METHODS: Two different tubing materials (silicone and Tygon) were tested with a customized experimental circuit, designed to allow in vitro simulation of CPB with priming volumes, pressures, revolutions per minute and temperatures equivalent to the clinical scenario. Samples were analysed with optical and field-emission scanning electron microscopy. We collected 200-ml fluid samples at 4 different times: before starting the CPB (T0), when the predicted revolutions per minute corresponded to about 2 min of CPB (T1), at 90 min (T2) and at 180 min (T3). At the end of CPB, we harvested 2 samples of tubing. Lastly, optical investigations and field-emission scanning electron microscopy observations were used for qualitative and quantitative analysis of circulating fragments.

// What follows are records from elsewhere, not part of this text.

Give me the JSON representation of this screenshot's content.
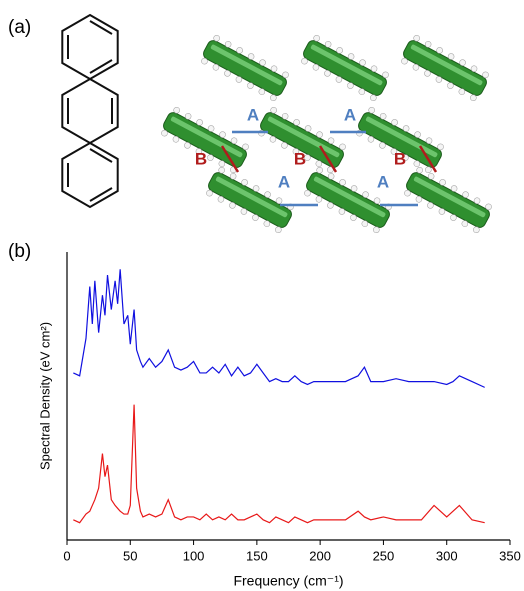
{
  "panel_labels": [
    "(a)",
    "(b)"
  ],
  "diagram": {
    "labels": [
      {
        "text": "A",
        "color": "#4f7fc0"
      },
      {
        "text": "A",
        "color": "#4f7fc0"
      },
      {
        "text": "A",
        "color": "#4f7fc0"
      },
      {
        "text": "A",
        "color": "#4f7fc0"
      },
      {
        "text": "B",
        "color": "#b01c1c"
      },
      {
        "text": "B",
        "color": "#b01c1c"
      },
      {
        "text": "B",
        "color": "#b01c1c"
      }
    ]
  },
  "chart_data": {
    "type": "line",
    "xlabel": "Frequency (cm⁻¹)",
    "ylabel": "Spectral Density (eV cm²)",
    "xlim": [
      0,
      350
    ],
    "xticks": [
      0,
      50,
      100,
      150,
      200,
      250,
      300,
      350
    ],
    "ylim": [
      0,
      100
    ],
    "x": [
      5,
      10,
      15,
      18,
      20,
      22,
      25,
      28,
      30,
      32,
      35,
      38,
      40,
      42,
      45,
      48,
      50,
      53,
      55,
      58,
      60,
      65,
      70,
      75,
      80,
      85,
      90,
      95,
      100,
      105,
      110,
      115,
      120,
      125,
      130,
      135,
      140,
      145,
      150,
      155,
      160,
      165,
      170,
      175,
      180,
      185,
      190,
      195,
      200,
      210,
      220,
      230,
      235,
      240,
      250,
      260,
      270,
      280,
      290,
      300,
      305,
      310,
      320,
      330
    ],
    "series": [
      {
        "color": "#1010e0",
        "values": [
          58,
          57,
          70,
          88,
          75,
          90,
          72,
          85,
          78,
          92,
          80,
          90,
          82,
          94,
          75,
          78,
          68,
          80,
          66,
          62,
          60,
          63,
          60,
          62,
          66,
          60,
          59,
          60,
          62,
          58,
          58,
          60,
          58,
          61,
          57,
          60,
          57,
          58,
          61,
          58,
          55,
          56,
          55,
          55,
          57,
          55,
          54,
          55,
          55,
          55,
          55,
          57,
          60,
          55,
          55,
          56,
          55,
          55,
          55,
          54,
          55,
          57,
          55,
          53
        ]
      },
      {
        "color": "#e81818",
        "values": [
          7,
          6,
          9,
          10,
          12,
          14,
          18,
          30,
          22,
          26,
          14,
          12,
          11,
          10,
          9,
          9,
          12,
          47,
          18,
          10,
          8,
          9,
          8,
          9,
          14,
          8,
          7,
          8,
          8,
          7,
          9,
          7,
          8,
          7,
          9,
          7,
          7,
          8,
          9,
          7,
          6,
          8,
          7,
          6,
          8,
          7,
          6,
          7,
          7,
          7,
          7,
          10,
          8,
          7,
          8,
          7,
          7,
          7,
          12,
          8,
          10,
          12,
          7,
          6
        ]
      }
    ]
  }
}
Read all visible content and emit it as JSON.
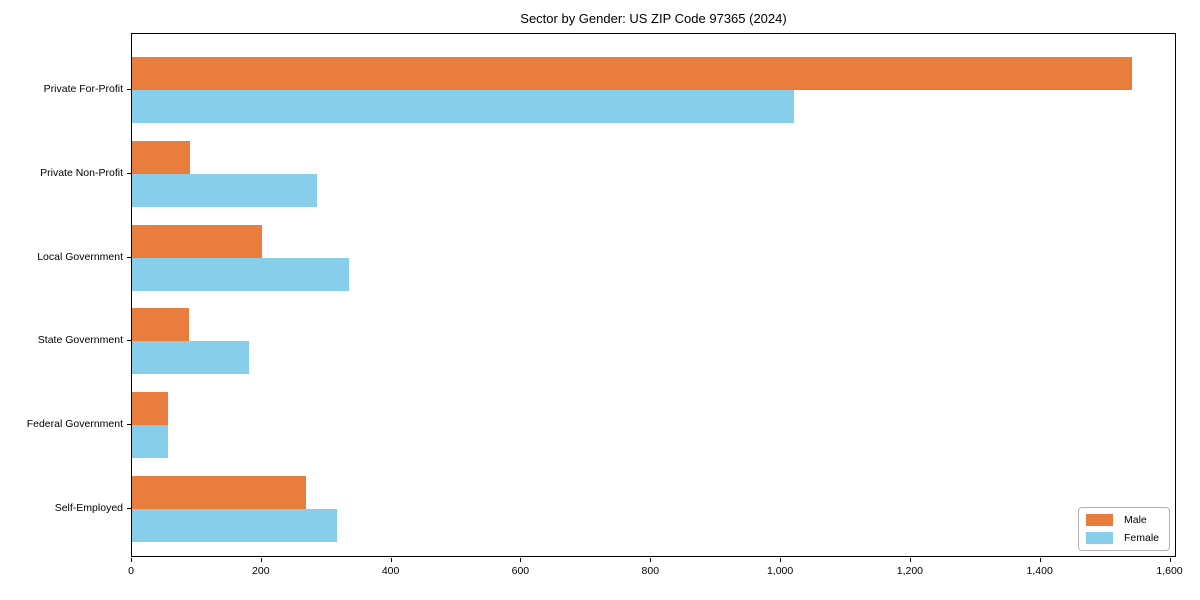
{
  "title": "Sector by Gender: US ZIP Code 97365 (2024)",
  "chart_data": {
    "type": "bar",
    "orientation": "horizontal",
    "title": "Sector by Gender: US ZIP Code 97365 (2024)",
    "xlabel": "",
    "ylabel": "",
    "categories": [
      "Private For-Profit",
      "Private Non-Profit",
      "Local Government",
      "State Government",
      "Federal Government",
      "Self-Employed"
    ],
    "series": [
      {
        "name": "Male",
        "color": "#e87d3e",
        "values": [
          1540,
          90,
          200,
          88,
          55,
          268
        ]
      },
      {
        "name": "Female",
        "color": "#87ceeb",
        "values": [
          1020,
          285,
          335,
          180,
          55,
          315
        ]
      }
    ],
    "xlim": [
      0,
      1610
    ],
    "x_ticks": [
      0,
      200,
      400,
      600,
      800,
      1000,
      1200,
      1400,
      1600
    ],
    "x_tick_labels": [
      "0",
      "200",
      "400",
      "600",
      "800",
      "1,000",
      "1,200",
      "1,400",
      "1,600"
    ],
    "legend_position": "lower right",
    "grid": false,
    "plot_border_color": "#000000",
    "background_color": "#ffffff"
  }
}
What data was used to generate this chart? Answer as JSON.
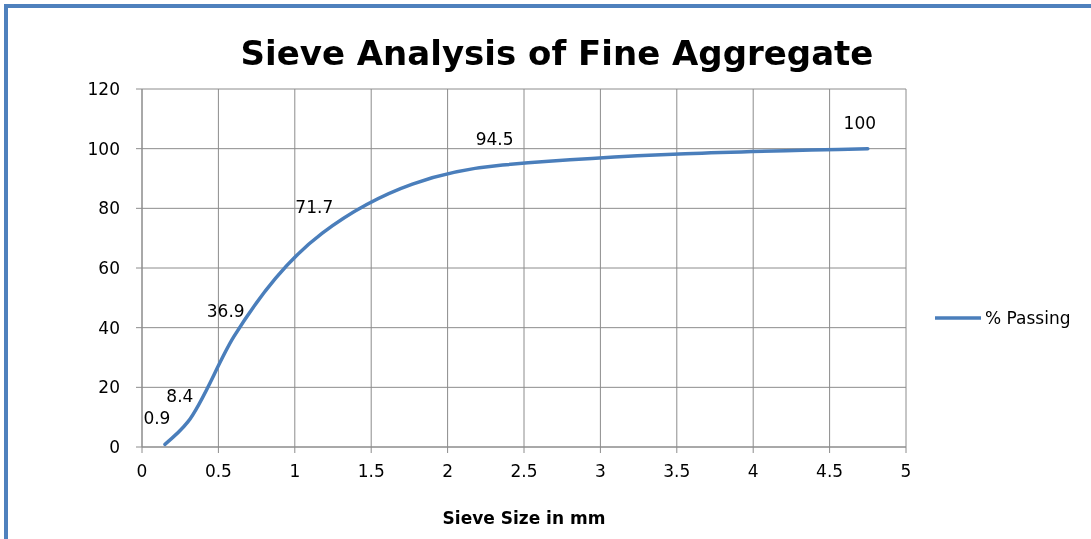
{
  "chart_data": {
    "type": "line",
    "title": "Sieve Analysis of Fine Aggregate",
    "xlabel": "Sieve Size in mm",
    "x": [
      0.15,
      0.3,
      0.6,
      1.18,
      2.36,
      4.75
    ],
    "series": [
      {
        "name": "% Passing",
        "color": "#4a7ebb",
        "values": [
          0.9,
          8.4,
          36.9,
          71.7,
          94.5,
          100
        ]
      }
    ],
    "xlim": [
      0,
      5
    ],
    "xticks": [
      0,
      0.5,
      1,
      1.5,
      2,
      2.5,
      3,
      3.5,
      4,
      4.5,
      5
    ],
    "ylim": [
      0,
      120
    ],
    "yticks": [
      0,
      20,
      40,
      60,
      80,
      100,
      120
    ],
    "grid": true,
    "legend": "right",
    "marker": "none",
    "line_style": "solid",
    "data_labels": true
  }
}
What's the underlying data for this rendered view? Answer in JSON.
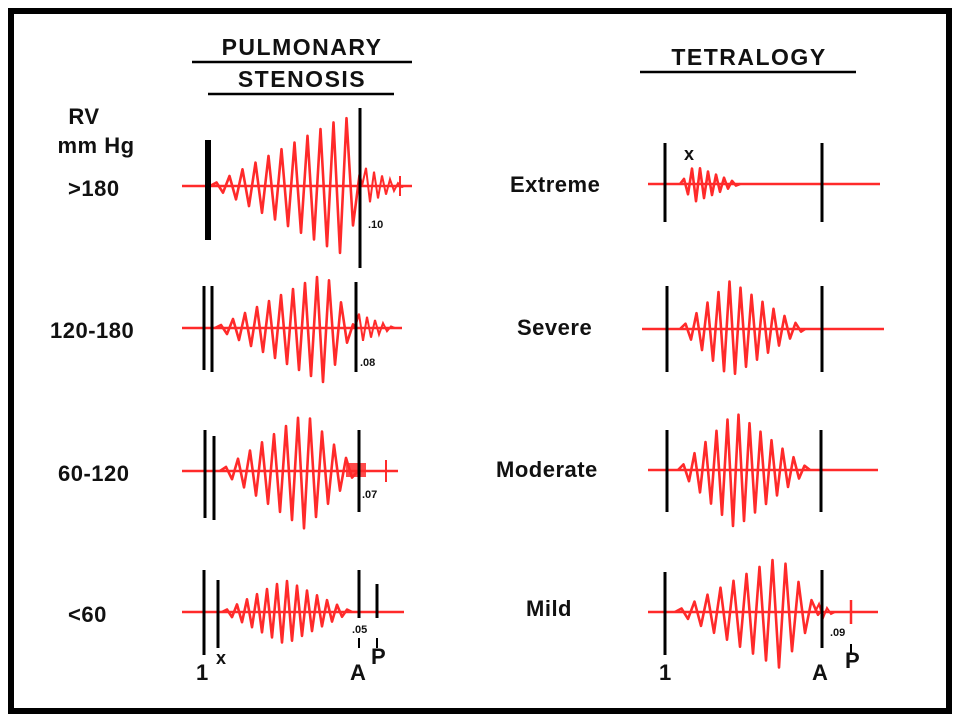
{
  "left_panel": {
    "title_line1": "PULMONARY",
    "title_line2": "STENOSIS",
    "axis_label_line1": "RV",
    "axis_label_line2": "mm Hg",
    "rows": [
      {
        "label": ">180",
        "interval": ".10"
      },
      {
        "label": "120-180",
        "interval": ".08"
      },
      {
        "label": "60-120",
        "interval": ".07"
      },
      {
        "label": "<60",
        "interval": ".05"
      }
    ],
    "markers": {
      "first_sound": "1",
      "click": "x",
      "aortic": "A",
      "pulmonic": "P"
    }
  },
  "right_panel": {
    "title": "TETRALOGY",
    "rows": [
      {
        "label": "Extreme"
      },
      {
        "label": "Severe"
      },
      {
        "label": "Moderate"
      },
      {
        "label": "Mild",
        "interval": ".09"
      }
    ],
    "markers": {
      "first_sound": "1",
      "click": "x",
      "aortic": "A",
      "pulmonic": "P"
    }
  },
  "colors": {
    "murmur": "#ff2a2a",
    "lines": "#000000",
    "background": "#ffffff"
  }
}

RESULTS: T2 and T3 fluid samples showed more particles than T1 samples. Significant differences in terms of particle numbers were detected: silicone tubing released more fragments per millilitre than Tygon tubing, with both materials releasing particles from 5 to 500 µm. Silicone tubing was associated with a time-dependent increase in small particles released (P = 0.04), whereas this did not apply to large particles or to Tygon tubing. Yet, bootstrap estimates suggested that silicone tubing was associated with the release of more small particles whereas Tygon tubing released more large particles (both P < 0.01). Unlike silicone, Tygon samples taken from the portion of the circuit not subjected to the action of the roller pump did not show any erosion on their surfaces. Samples of both materials taken from the portion subjected to the compression of the roller pump showed signs of significant deterioration.
CONCLUSIONS: Silicone showed a worse spallation performance than Tygon, thus appearing less safe for more complex surgery of prolonged duration or for patients with a prior cerebral ischaemic event. Additional risk and cost-effectiveness comparisons to determine the potential benefits of one type of tubing material over the other are warranted to further expand our findings.